Hi. I'd like to talk to you about two men, with whom I fell in love... before they existed.
I met this guy when he was seventeen. Still in school. Still a kid. We became friends. And then we became a married couple with a mortgage and a third kid on the way.
Okay, so there was some other stuff in between those two points. But seriously, don't the years just fly?
Thing is, when Liam and I were a young, carefree boyfriend and girlfriend, we were pretty much still kids. But I didn't just fall in love with that fun, lovable youngster - I fell in love with the man he would someday be; the man I saw in him.
And now, nine years later - nearly seven years of marriage, three houses, and nearly three kids later - I'm married to that man.
He's still learning. He's still growing. So am I. So are we all. But that man I saw in my eighteen-year-old best friend... he's here.
I see him in the daddy who loves my children so very much.

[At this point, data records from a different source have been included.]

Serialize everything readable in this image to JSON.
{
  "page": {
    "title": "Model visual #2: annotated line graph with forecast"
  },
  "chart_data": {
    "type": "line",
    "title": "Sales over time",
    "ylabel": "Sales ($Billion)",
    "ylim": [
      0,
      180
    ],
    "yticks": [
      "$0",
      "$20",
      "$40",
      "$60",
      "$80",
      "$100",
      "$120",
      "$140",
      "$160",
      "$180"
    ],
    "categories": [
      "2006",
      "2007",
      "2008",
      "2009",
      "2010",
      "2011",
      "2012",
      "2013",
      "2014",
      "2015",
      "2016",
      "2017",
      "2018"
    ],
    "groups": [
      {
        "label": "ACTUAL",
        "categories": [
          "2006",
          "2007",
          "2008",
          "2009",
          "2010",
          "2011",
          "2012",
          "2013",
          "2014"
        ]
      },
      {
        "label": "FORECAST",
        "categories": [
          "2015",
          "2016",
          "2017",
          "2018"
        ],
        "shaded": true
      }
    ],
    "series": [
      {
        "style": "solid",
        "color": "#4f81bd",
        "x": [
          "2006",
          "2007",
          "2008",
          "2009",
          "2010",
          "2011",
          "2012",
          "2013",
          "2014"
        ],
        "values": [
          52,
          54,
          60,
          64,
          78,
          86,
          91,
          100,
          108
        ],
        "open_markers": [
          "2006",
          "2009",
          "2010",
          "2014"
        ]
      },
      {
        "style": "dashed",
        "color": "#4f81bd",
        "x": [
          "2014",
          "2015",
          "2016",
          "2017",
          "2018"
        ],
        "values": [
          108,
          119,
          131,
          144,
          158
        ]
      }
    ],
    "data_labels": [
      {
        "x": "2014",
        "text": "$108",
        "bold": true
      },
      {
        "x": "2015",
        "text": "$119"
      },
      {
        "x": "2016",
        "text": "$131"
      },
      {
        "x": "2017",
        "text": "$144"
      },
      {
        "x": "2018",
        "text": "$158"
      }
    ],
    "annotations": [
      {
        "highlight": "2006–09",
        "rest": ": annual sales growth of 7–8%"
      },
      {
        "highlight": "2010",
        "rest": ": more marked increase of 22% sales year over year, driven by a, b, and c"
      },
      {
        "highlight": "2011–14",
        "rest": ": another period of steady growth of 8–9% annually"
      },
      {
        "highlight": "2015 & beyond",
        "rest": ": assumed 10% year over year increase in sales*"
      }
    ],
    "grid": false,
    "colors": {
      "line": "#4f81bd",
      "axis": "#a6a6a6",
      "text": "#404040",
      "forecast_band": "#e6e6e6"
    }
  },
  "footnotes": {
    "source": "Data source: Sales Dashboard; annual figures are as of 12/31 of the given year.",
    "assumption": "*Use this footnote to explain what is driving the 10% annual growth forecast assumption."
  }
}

I see him in the brother who encourages me - and others - from the scriptures. I see him in the man who goes out to work all day, and comes home ready to be present for his family. I see him in the husband who loves, honours, and cherishes his wife. And I see him in the dude who still jokes around like a teenager with his best friend - who just happens to be me.

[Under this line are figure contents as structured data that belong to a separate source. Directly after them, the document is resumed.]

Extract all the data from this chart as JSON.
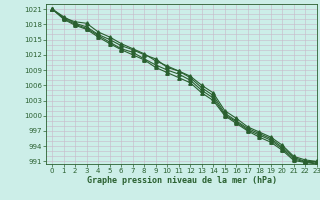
{
  "title": "Graphe pression niveau de la mer (hPa)",
  "xlabel": "Graphe pression niveau de la mer (hPa)",
  "xlim": [
    -0.5,
    23
  ],
  "ylim": [
    990.5,
    1022
  ],
  "yticks": [
    991,
    994,
    997,
    1000,
    1003,
    1006,
    1009,
    1012,
    1015,
    1018,
    1021
  ],
  "xticks": [
    0,
    1,
    2,
    3,
    4,
    5,
    6,
    7,
    8,
    9,
    10,
    11,
    12,
    13,
    14,
    15,
    16,
    17,
    18,
    19,
    20,
    21,
    22,
    23
  ],
  "bg_color": "#cceee8",
  "grid_color": "#c8b8c8",
  "line_color": "#2a6030",
  "series": [
    [
      1021.0,
      1019.5,
      1018.2,
      1017.5,
      1016.0,
      1015.0,
      1013.8,
      1013.0,
      1012.0,
      1011.2,
      1009.5,
      1008.8,
      1007.5,
      1005.5,
      1004.0,
      1000.5,
      999.0,
      997.5,
      996.5,
      995.5,
      993.8,
      991.8,
      991.0,
      991.0
    ],
    [
      1021.0,
      1019.0,
      1017.8,
      1017.0,
      1015.5,
      1014.2,
      1013.0,
      1012.0,
      1011.0,
      1009.5,
      1008.5,
      1007.5,
      1006.5,
      1004.5,
      1003.0,
      1000.0,
      998.5,
      997.0,
      995.8,
      994.8,
      993.2,
      991.2,
      990.8,
      990.5
    ],
    [
      1021.0,
      1019.2,
      1018.0,
      1017.2,
      1015.8,
      1014.5,
      1013.2,
      1012.5,
      1011.2,
      1010.0,
      1009.0,
      1008.2,
      1007.0,
      1005.0,
      1003.5,
      1000.2,
      998.8,
      997.2,
      996.2,
      995.2,
      993.5,
      991.5,
      990.9,
      990.7
    ],
    [
      1021.0,
      1019.3,
      1018.5,
      1018.2,
      1016.5,
      1015.5,
      1014.2,
      1013.2,
      1012.2,
      1010.8,
      1009.8,
      1008.8,
      1007.8,
      1006.0,
      1004.5,
      1001.0,
      999.5,
      997.8,
      996.8,
      995.8,
      994.2,
      992.0,
      991.3,
      991.0
    ]
  ],
  "marker": "^",
  "marker_size": 2.5,
  "line_width": 0.8
}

I'm not one to go on and on about the guy - his hair's big enough; let's not go giving him a head to match. But seriously, he's awesome. And this year, through all the challenges and the trials and the massive leaps of faith, he's been a rock. I never stop being impressed.
My kids sure have got it good. And I'm stoked, cos I know exactly how good it is to have an excellent dad.
This guy, I met when he was about one second old. (Before that, I just knew him as the wriggly kid who kicked my ribs a lot.) He shouted his way into my life, and I had no idea what I was in for. See, I was pretty excellent at being Mummy to a little girl. But a little boy? What's that?
I had no idea about tractors or diggers or who Thomas the Tank Engine's friends were. I had no idea how little boys worked. Just... none.
I had no idea how cheekily and completely a little boy could steal a mama's heart.
But maaaan, did I ever learn. I now know each of Thomas's friends by name and defining characteristic. I can sing you the song, if you like. I know not all big yellow things on a construction site are called "diggers".
I know this boy's got me.
And when I look at this little marvel of boyishness, with his love of food and critters and being hilarious, I see more than a toddler with a ton of personality. I see the man in him.
This boy of mine is going to grow up. He's going to become a man, someday. And I'm already in love with the man my son will someday be. I believe in him.
I believe in the kind, affectionate daddy he could be. I believe in him as the faithful, encouraging brother who might comfort and strengthen his brethren. I believe in the good, honourable man he will become. I believe in the sweet, strong, loving husband that lies within him. And I believe in the boncecake who will always love a laugh with those blessed with his friendship.
I see that man - just as I saw a man within that other boy I mentioned.
And I love him already.
Boyz 2 Men. But not the 90s pop group.